In questo episodio L’attore protagonista non riesce a pronunciare la battuta “ l’amore non esiste” tradendo così il vero colpevole. Ancora una volta, Derrick si conferma erede dei massimi filosofi tedeschi, regalandoci un pratico esempio di assolutismo morale.
Umberto Eco scriveva che assistere ad una puntata di Derrick, è come fare le parole crociate facilitate. È vero. La rassicurazione, il conforto di essere assistiti lungo il cammino delle indagini fino alla soluzione finale, ha una dimensione religiosa, che conforta e rassicura lo spettatore.
Fermo, immobile, chiuso nel sempre terno impermeabile bianco, Derrick incarna il concetto stesso di verità, esercita il suo potere di attrazione, assicurando il colpevole al giudizio terreno o ultraterreno che sia.
Come Mingo, di Fabio e Mingo, anche Derrick ha il suo satellite naturale. Questi è Heinz, al quale Derrick si rivolge quando deve sottolineare un passaggio poco più che elementare, così che anche lo spettatore più distratto riesca a coglierlo. E infatti non è mai necessario.
Tutte queste analogie con il protagonista descritto nei vangeli, farebbero di Derrick il nuovo Messia, il salvatore, l’ultimo degli Esseni. Fatto salvo un elemento che irrompe nella scena e rende l’ispettore Derrick umano, troppo umano. Questo elemento è l’ultimo modello granturismo di una nota casa automobilistica bavarese.L’ispettore Derrick si fa consegnare le chiavi da Heinz, infila la marcia, e via verso una nuova strasse, una nuova via, un nuovo episodio ad imitatio christi.

18 marzo

Ho finalmente ritrovato il pezzo su Derrick di Umberto Eco pubblicato nella raccolta La bustina di Minerva. Non c’era nessun riferimento alle parole crociate facilitate. Niente. Ho letto un altra volta e niente. Ecco citare e sparare a caso, così, citare Umberto Eco a vanvera senza verificare la fonte, è proprio quello che ho fatto . Ho letto invece con sorpresa, sempre nello stesso articolo, tre riferimenti, allo sguardo, alla perspicacia di arry, alle macchine che  appaiono in scena. tre riferimenti scampati miracolosamente all’oblio di una vecchia lettura, e sedimentatisi nei gangli più remoti della mia memoria, e, ancor più inspiegabilmente riaffiorati durante la stesura del testo. Da non crederci. Molto più verosimile  invece, il fatto che abbia sbagliato la citazione della settimana enigmistica, che non trovo da nessuna parte,che sia farina del mio sacco? Tanto vale che mi autodenunci e dichiari fonte occulta questo articolo di Umberto Eco apparso nella rubrica dell’Espresso nel 1995, e, come già detto, ripubblicato nella raccolta La bustina di Minerva da   Bompiani nel 1999. Raccolta che invito a leggere e da cui, ad eterna testimonianza, Copio sotto qualche stralcio

Derrick, o la passione della mediocrità

Le storie televisive dell’ispettore Derrick sono molto seguite. A lume di buon senso critico, non ci sarebbero ragioni per cui Derrick dovrebbe piacere. Il protagonista ha lo sguardo acquoso, il sorriso triste di un vedovo sin dalla nascita, veste male con cravatte orribili……….Derrick Quasi sempre ha a che fare con gente più modesta e peggio vestita di lui, psichicamente instabile, intimidita da un rappresentante della legge, come accade a ogni buon tedesco. I suoi colpevoli appaiono così spudoratamente colpevoli che lo capisce di solito persino Harri ….
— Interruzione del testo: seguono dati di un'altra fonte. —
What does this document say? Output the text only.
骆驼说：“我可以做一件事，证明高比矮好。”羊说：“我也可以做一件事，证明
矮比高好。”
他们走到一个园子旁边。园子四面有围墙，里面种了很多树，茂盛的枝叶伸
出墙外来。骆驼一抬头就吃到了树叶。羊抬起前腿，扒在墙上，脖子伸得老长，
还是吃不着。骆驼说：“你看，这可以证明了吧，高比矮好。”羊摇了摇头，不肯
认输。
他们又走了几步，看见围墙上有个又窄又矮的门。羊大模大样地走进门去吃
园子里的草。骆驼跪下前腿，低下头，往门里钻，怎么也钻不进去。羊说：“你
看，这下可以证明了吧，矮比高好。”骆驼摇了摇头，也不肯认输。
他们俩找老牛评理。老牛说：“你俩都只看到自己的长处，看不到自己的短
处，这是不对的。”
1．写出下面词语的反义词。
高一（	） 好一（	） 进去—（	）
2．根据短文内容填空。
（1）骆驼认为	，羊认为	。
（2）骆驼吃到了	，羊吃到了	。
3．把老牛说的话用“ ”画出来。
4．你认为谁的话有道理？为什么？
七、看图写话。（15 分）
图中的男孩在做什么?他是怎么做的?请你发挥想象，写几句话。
….. Non me n’ero accorto, ma pare che, a mano a mano che la serie va avanti, i personaggi usino sempre automobili ultimo modello, in modo che lo spettatore ritrovi sempre un’atmosfera di attualità quotidiana ………………. Derrick soffre alla fine perché il colpevole lo ama sin dall’inizio, lo sente dei suoi…….

Riassumendo i vari contributi del libro, Le passioni nel serial TV (Nuova Eri) Calabrese conclude che Derrick è un mediatore tra realtà e immaginario perché rende normali le sensazioni interne al narrato e invoca una normalità parallela nei suoi spettatori «è il trionfo della mediocrità, intesa appunto come «stare nel mezzo», e diventa valore invece che anonimato.»”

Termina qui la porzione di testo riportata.